The mood of the music is deeply sinister, but it’s also quite seductive, creating a mesmerizing effect while also giving headbangers a good neck-workout. The extended guitar solo and the singing near the end are riveting, and so is the momentous grand finale (which really is grand).
BOHREN & DER CLUB OF GORE
If you’re already feeling a bit off-balance based on the first four tracks in today’s collection, you ain’t seen nothing yet. Wait ’til you hear this new piece by Bohren & der Club of Gore. Granted, it won’t come as much of a shock if you’re already familiar with this German band’s musical proclivities, as revealed through seven previous albums, but “Tief Gesunken” is still a hard turn from what precedes it in this Saturday playlist. The video accompanying the song just makes the experience all the more surreal.
But the music is pretty surreal by itself. It combines a variety of spooky ringing tones, shimmering vibrations both deep and luminous, and slow, sultry saxophone melody, pulling us around midnight urban corridors into a strange dimension that suddenly no longer seems entirely familiar.
“Tief Gesunken” is the second advance track revealed so far from the band’s eighth album, Patchouli Blue, which will be released on January 24th by Ipecac Recordings. You can find the first one, “Sollen Es Doch Alle Wissen”, here.
BOHREN & DER CLUB OF GORE:
To close this collection I decided to get a head start on tomorrow’s SHADES OF BLACK column by including some black metal. There is a chance, however, that the following album will in itself be the SHADES OF BLACK column — I’m going to a holiday party tonight that I expect to go very late, and Sunday may be a wasteland inside my head, assuming I make it home at all.
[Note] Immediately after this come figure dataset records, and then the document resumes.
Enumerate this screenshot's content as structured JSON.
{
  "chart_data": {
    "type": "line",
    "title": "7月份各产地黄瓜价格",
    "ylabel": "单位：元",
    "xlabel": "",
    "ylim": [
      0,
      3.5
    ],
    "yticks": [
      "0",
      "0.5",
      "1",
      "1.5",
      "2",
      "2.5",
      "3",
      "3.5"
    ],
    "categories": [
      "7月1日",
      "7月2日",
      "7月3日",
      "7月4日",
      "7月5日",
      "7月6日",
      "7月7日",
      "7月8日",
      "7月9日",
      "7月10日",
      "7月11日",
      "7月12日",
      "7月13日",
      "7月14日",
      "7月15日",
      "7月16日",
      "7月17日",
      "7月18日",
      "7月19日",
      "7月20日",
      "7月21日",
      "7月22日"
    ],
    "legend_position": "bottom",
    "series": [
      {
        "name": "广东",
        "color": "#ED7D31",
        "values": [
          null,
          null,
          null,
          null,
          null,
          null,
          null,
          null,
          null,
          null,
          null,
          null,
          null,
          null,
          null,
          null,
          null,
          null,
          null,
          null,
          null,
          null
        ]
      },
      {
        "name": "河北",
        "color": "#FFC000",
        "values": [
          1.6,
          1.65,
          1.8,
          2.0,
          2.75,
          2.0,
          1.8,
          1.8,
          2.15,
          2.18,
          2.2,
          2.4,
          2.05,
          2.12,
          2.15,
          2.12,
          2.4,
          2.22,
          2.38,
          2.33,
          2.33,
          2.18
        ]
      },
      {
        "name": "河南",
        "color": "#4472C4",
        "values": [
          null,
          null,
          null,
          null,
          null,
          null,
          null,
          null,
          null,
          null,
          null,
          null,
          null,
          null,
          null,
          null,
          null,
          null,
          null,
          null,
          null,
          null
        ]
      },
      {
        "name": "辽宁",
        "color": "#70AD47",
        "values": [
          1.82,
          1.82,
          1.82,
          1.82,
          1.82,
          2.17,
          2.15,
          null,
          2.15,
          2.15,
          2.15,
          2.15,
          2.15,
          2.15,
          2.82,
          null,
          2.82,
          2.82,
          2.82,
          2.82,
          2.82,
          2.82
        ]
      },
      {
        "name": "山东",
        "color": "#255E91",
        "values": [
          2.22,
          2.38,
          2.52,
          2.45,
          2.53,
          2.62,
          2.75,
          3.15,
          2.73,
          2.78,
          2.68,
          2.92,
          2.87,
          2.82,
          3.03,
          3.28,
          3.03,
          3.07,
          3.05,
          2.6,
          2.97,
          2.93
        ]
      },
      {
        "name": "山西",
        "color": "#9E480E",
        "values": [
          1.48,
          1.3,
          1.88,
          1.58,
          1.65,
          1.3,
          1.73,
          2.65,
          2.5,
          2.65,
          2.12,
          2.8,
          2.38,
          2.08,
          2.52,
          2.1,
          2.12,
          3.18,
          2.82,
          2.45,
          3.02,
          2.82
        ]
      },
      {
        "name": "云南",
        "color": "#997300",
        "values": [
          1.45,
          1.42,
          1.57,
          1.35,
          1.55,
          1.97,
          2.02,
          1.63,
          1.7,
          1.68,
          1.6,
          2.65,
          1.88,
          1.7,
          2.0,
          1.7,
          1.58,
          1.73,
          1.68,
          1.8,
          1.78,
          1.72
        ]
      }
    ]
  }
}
You can’t really expect me to be a good lad for two nights in a row!
Despite the umlauts, Këkht Aräkh is a one-man black metal project from Mykolaiv, Ukraine, founded by Crying Orc in 2018. Night & Love is the name of this debut album, which was released on December 1st. An EP (Through the Branches To Eternity) with a December 2018 release date is also on the Këkht Aräkh Bandcamp page.
As the album title may suggest, this is indeed “romantic black metal”. Exactly what that phrase might mean here doesn’t have a single answer, but becomes clear in at least one of its manifestations in the second track, which plays first in the Bandcamp stream. “Elegy For the Memory of Me” presents ugly goblin snarls and shrouds of guitar abrasion, relentlessly hammering drums and low humming bass, and thin ticking cymbals that cut through the lo-fi shroud. But what sets the song apart in surprising fashion (and gives the music its romantic cast) are the dreamlike keyboard notes, which gleam with ethereal light, and the moon-lit acoustic picking at the end.
The combination of rough and raw black metal that pulls from the early ’90s and eerie melodic accents reappears elsewhere in the album, though tracks like “Night”, “Love”, and the closer “….And Never Ends (Eternal Love)” forego black metal altogether in exchange for more hypnotic and chilling sensations. In other tracks the mesmerizing and medieval-sounding acoustic guitar melodies exemplified in “Elegy…” also reappear, and acoustic guitar plays the lead instrumental role in “As the Night Falls…”, “Mysteriet Med Svartfiolett”, and “Forever Night Castle of Love”, the latter of which features singing rather than snarling, though folk-like strumming is equally in evidence.
Moreover, while there is certainly a melancholy atmosphere to those melodic motifs, which at times are even spookier (and more feverish) than what you’ll hear in “Elegy”, I wouldn’t call this “depressive black metal”. It’s so otherworldly, and so continually alluring and sensual (and sinister), that it might be more apt to think of it as vampyric.